In 1906, Luther Lee Blake recognized the need for a centralized and accurate financial information source for investors so he formed the Standardized Statistics Bureau, which focused on industries outside of the railroad industry. Blake published an annual bound volume and updated it yearly with 5x7" index cards so investors could continually update investment information. In 1913, Standardized Statistics bought Babson Stock and Bond Card System, which published financial information about stocks and bonds on cards similar to the cards Blake used at Standardized Statistics.
One of the former owners of Babson Stock and Card bought Moody Manual Company in 1914 and he began negotiations to buy Poor's Railroad Manual Company. In 1919, Moody Manual and Poor's Railroad Manual merged; the new company was called Poor's Publishing Company. In 1922, Poor's Publishing and Standard Statistics begin rating municipal securities and corporate bonds, and in 1923 Standard Statistics developed its first stock market index, which covered 233 US-based companies. The index was computed weekly and was the first widely published capitalization weighed report.
Standard Statistics continued to offer new tools and in 1926 the first 90-stock composite price index was computed daily. The stock market crash took its toll on Poor's Publishing and it went bankrupt.
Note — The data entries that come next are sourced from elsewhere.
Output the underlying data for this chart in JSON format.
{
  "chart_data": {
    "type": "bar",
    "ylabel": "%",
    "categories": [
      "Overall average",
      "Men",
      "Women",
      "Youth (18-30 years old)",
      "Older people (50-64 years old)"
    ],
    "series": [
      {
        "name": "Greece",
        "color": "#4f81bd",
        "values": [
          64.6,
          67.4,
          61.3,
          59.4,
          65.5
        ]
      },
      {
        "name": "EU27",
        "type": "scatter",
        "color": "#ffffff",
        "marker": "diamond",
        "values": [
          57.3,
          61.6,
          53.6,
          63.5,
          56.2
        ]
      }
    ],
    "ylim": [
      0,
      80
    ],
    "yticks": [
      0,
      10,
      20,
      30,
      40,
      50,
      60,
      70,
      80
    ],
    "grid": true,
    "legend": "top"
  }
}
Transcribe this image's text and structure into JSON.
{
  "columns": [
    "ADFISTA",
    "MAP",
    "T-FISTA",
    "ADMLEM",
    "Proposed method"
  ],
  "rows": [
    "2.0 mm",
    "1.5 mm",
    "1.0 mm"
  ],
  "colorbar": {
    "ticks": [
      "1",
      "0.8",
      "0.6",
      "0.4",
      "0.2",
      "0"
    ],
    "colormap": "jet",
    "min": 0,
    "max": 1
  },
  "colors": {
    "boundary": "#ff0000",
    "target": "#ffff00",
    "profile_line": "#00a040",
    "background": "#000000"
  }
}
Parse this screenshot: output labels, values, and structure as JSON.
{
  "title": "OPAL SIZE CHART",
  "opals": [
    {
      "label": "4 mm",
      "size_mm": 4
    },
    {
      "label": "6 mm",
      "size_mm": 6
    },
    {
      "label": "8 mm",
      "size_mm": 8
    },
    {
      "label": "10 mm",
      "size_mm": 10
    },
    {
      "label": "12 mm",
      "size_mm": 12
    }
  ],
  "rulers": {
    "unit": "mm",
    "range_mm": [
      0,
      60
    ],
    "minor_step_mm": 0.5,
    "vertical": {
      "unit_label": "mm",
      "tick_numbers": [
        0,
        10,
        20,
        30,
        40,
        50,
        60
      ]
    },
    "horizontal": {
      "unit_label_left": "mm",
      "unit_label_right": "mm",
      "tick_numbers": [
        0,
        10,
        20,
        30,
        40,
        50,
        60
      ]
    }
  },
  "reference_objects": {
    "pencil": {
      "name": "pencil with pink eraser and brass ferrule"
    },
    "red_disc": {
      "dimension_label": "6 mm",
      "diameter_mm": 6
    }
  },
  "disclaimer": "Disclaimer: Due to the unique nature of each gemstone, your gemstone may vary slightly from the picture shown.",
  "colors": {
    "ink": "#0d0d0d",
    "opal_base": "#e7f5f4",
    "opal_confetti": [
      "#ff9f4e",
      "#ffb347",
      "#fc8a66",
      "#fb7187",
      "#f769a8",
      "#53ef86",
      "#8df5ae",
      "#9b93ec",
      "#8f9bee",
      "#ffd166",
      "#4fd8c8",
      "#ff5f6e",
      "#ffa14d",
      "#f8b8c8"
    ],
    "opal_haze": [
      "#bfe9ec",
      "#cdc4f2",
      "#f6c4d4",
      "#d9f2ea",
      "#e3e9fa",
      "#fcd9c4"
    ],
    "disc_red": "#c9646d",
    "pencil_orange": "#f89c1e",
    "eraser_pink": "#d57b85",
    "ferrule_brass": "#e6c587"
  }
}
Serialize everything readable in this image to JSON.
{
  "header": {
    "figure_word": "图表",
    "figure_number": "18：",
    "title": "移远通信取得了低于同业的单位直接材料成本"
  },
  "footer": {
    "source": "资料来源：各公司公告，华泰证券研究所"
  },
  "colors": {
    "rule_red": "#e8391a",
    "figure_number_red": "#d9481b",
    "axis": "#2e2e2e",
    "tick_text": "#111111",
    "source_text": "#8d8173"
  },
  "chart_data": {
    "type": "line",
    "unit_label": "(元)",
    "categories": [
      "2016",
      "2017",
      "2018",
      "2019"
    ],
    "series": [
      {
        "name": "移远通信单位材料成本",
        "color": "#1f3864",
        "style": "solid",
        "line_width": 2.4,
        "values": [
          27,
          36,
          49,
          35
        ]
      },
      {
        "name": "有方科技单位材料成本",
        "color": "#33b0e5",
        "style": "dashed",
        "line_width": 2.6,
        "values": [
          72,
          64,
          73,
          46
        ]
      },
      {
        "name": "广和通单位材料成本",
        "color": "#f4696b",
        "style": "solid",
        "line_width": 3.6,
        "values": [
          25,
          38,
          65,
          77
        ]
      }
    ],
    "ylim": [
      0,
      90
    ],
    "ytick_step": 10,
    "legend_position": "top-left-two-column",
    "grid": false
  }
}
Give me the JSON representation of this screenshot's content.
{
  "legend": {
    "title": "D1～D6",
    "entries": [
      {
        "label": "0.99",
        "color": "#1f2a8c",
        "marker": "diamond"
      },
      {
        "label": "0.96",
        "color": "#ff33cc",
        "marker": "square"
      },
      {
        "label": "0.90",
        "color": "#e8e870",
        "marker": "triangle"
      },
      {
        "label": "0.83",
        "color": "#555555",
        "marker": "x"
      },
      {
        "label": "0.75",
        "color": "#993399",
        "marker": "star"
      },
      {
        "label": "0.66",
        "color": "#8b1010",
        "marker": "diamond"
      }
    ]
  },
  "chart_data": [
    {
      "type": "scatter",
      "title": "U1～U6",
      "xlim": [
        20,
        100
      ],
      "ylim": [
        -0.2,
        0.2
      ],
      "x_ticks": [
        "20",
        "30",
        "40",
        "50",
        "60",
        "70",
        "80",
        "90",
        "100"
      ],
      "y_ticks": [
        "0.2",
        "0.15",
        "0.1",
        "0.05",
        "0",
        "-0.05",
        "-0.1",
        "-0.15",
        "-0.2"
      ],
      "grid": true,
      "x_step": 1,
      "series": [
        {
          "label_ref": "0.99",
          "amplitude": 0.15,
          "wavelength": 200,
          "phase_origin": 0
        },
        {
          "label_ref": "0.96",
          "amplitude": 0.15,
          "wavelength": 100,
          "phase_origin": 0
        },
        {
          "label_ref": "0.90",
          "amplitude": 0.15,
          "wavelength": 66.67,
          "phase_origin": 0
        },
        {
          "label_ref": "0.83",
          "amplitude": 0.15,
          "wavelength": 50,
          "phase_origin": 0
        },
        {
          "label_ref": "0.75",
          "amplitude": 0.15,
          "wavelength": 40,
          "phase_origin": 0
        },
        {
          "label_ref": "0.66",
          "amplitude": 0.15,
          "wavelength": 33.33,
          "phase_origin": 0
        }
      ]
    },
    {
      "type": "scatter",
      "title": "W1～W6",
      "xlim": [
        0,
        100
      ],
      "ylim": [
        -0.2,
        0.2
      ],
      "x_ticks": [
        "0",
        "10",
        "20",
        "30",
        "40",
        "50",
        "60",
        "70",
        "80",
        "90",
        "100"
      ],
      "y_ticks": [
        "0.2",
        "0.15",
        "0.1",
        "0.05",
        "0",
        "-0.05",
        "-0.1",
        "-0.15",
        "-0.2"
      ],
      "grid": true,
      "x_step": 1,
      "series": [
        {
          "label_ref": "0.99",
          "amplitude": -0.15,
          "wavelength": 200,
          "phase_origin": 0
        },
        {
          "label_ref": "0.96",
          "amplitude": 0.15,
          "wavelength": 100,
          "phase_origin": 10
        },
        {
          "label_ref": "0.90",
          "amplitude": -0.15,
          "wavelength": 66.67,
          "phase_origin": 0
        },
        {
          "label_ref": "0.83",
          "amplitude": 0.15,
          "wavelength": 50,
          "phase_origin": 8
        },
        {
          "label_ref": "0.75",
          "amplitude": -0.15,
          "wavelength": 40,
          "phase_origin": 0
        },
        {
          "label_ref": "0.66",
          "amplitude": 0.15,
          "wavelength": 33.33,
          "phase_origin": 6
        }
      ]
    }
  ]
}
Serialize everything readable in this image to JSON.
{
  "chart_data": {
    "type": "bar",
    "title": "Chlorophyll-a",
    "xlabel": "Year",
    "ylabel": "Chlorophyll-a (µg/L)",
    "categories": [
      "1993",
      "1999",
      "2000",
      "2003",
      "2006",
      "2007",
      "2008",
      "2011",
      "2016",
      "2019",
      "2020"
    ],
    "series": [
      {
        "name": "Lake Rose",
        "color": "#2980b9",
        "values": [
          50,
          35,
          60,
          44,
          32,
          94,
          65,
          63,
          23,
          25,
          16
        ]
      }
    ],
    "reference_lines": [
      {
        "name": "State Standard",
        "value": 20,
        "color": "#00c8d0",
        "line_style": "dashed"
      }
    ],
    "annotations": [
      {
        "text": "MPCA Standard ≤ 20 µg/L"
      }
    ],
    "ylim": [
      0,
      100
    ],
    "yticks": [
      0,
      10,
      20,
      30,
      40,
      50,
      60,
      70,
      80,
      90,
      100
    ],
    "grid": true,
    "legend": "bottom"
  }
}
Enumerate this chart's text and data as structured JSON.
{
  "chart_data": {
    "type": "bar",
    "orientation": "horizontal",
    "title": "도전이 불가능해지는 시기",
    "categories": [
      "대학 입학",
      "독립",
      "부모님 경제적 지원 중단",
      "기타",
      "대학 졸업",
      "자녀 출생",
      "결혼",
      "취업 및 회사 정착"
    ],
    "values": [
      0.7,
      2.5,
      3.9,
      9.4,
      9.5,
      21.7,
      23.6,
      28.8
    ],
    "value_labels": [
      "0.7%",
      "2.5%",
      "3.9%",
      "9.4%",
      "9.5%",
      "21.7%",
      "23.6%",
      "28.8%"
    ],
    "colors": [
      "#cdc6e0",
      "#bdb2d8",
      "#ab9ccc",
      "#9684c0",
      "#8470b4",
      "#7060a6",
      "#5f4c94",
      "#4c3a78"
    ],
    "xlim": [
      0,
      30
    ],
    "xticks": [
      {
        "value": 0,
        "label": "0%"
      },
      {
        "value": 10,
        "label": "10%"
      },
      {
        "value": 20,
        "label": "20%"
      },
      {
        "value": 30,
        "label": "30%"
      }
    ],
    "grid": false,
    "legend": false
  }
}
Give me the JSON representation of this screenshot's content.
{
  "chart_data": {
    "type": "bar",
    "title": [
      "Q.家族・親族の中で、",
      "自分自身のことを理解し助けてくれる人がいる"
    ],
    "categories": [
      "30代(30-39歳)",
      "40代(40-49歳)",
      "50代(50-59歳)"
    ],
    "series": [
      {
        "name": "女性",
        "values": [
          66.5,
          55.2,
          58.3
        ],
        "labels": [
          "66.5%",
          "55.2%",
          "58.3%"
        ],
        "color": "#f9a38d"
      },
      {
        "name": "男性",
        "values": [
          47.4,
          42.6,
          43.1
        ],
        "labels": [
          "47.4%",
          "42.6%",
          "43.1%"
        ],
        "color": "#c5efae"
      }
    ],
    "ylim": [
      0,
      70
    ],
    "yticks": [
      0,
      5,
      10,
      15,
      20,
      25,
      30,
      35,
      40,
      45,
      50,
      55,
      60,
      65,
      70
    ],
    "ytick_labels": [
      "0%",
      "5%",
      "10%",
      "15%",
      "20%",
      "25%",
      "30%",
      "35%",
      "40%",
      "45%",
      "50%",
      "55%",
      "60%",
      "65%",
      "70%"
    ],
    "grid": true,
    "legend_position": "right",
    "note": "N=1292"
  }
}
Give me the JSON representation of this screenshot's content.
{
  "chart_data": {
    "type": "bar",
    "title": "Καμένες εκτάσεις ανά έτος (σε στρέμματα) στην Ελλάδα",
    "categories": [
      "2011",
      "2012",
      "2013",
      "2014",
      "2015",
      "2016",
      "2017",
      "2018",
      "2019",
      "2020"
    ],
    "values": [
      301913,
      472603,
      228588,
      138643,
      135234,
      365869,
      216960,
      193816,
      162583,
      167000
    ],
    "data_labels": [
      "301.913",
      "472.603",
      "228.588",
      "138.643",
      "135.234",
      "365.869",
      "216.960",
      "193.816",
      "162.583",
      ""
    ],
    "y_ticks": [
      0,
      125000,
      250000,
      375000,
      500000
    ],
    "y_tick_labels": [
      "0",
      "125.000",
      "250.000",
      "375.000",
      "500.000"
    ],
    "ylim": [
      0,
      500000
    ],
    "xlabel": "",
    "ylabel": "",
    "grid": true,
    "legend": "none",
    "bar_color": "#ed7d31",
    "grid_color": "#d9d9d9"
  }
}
A Babson relative, Paul Babson, refinanced the company and acquired most of the stock in the company after the crash.
In 1941, Standard Statistics merged with Poor's Publishing and formed Standard and Poor's Corporation. Standard and Poor's published a new bond guide that year, which contained 7,000 municipal bond ratings. In nine short years, and after surviving the effects of a world war, Standard and Poor's had combined subscriptions of over $5 million, a figure that doubled in the next nine years.
The S&P stock index was introduced in 1957, and in 1962 Standard and Poor's became a publically traded company. In 1966 Standard and Poor's was bought by McGraw-Hill Publishing Company.
Over 150 years later, Standard and Poor's has offices in 23 countries, publishes more than 870,000 new and revised credit ratings, rates more than $32 trillion in outstanding debt and is widely known for maintaining one of the largest indices of large-cap stocks, the S&P 500, which celebrated its 55th anniversary in 2012.